Ron K. hygro@gte.net

4/20/97
What are the best growing rocks to use. Ten years ago I used to use pea gravel because it was cheap.

4/21/97
I have used several kinds with no noticeable different growing results.
I like the light weight kind as opposed to the heavier stuff.
I have never tried pea gravel because I'm not sure it holds enough oxygen to handle all the abuse I can give a plant..
Ron

4/22/97
1. What is the difference between Halogen and Metal Halide lights?
2. For a six plant garden, wouldn't 1000 watts be excessive?

4/23/97
1. Tungsten Halogen lamps are as inefficient to operate as incandescence and are very expensive to operate. Their
lumen-per-watt output is very low.
2. 400 watt Metal Halide or High Pressure Sodium is good for 2 to 6 ft. square area and they last longer too.
Ron

help with tomatoes
Hello I am currently growing several varieties of tomato plants, ranging sizes from 4 inches to 2 feet. I have noticed that recently, a lot of the branches are starting to curl under. Everything else appears normal. I am watering on 30 minute intervals, using one of your systems that I built last year. Does this sound like over watering?

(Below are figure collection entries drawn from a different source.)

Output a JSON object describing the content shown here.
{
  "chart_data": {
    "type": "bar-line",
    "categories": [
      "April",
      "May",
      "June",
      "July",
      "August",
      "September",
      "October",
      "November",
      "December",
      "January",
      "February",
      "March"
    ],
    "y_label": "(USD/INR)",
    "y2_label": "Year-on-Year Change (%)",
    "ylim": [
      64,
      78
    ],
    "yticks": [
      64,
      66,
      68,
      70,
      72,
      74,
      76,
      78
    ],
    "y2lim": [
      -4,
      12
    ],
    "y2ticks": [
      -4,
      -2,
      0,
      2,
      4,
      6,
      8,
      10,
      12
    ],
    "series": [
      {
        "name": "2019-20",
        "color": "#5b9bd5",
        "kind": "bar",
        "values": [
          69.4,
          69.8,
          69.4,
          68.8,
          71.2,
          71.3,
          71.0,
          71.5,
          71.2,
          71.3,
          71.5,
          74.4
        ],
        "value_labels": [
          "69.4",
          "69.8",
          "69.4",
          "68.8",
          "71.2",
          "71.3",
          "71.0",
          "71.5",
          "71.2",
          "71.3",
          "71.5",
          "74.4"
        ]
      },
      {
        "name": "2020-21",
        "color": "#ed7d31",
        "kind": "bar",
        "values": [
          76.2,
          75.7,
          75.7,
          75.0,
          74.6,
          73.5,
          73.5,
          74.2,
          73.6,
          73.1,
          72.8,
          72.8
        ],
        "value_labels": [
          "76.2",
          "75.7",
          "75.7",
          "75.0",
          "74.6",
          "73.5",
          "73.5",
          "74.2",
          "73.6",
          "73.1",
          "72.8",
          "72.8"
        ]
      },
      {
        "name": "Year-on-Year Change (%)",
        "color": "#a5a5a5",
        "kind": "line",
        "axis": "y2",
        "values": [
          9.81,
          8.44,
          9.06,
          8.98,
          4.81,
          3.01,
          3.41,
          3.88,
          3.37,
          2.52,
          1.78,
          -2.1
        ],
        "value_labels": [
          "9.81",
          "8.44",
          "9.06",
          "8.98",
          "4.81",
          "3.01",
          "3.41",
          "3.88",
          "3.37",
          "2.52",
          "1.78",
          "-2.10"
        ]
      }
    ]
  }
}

I have them growing in a greenhouse.
Thanks, Kevin

4/23/97
Re: "Help with tomatoes"
Hi Kevin - If you are using a growing media that allows good aeration it's hard to over-water. There are some hydroponic systems that keep the roots submerged continuously and air is constantly fed to the nutrient solution - this keeps a very important oxygen supply available to the roots. I generally water according to plant appearance: eg: If the plants start to wilt, and the temp of the growing area is less than 100 degrees F, then watering frequency needs to be increased. If the roots are receiving plenty of oxygen then the nutrient or nutrient solution may be at fault.
I'm really not a know-it-all but I've been there on water/oxygen/nutrient problems - My first gardens looked very much like
swamps!
Ron K.
Note from HydroRon: He is being modest, if you have seen any of Ron K's hydroponic videos you would know that he knows hydroponics.

4/24/97
RE: Best grow rocks
To both Ron's (Hydro ron and ron K.)
when we talk about the ability of a medium to hold oxygen aren't we talking about the air gaps between the particles that makes up the medium. If this is the case then it seems to me that plain gravel would be just as efficient as clay gro-rocks.
Or are you guys referring to the porosity of the medium?
I'm using pea gravel and everything seems to be fine, although I was hoping for a faster growth rate vs. soil. It's only been 4
weeks now and I started almost everything form seed so maybe I'm over reacting.
In your experience is there a point in a plants growth cycle when it really kicks in and starts to take off. If so when?
Maybe I need to try gro-rocks and do some comparison studies vs. gravel.
Anyway thanks again.
John in NJ.

4/24/97
Grow rocks work so well because they are pours and gravel is not. Picture of Geo-Lite grow rocks.
Here is Ron K's URL link to his hydroponic how to videos and my review of one of them.
HydroRon

4/25/97
I have just started this project, and I would like to know about pump size output. Is there a difference, or just how long you run the pump.
The garden spot is 26 foot long using 3/4" PVC. thanks

200 or higher GPH

4/26/97
A bigger pump is better (180 GPH or larger) because then you can put a valve to slow the flow of water and then just open up the valve as you expand your garden.
Watering times very,  depends on the size of the plant, the kinds of plants and how hot your growing area is and what medium you are using. I water about every 20 minutes with growrocks.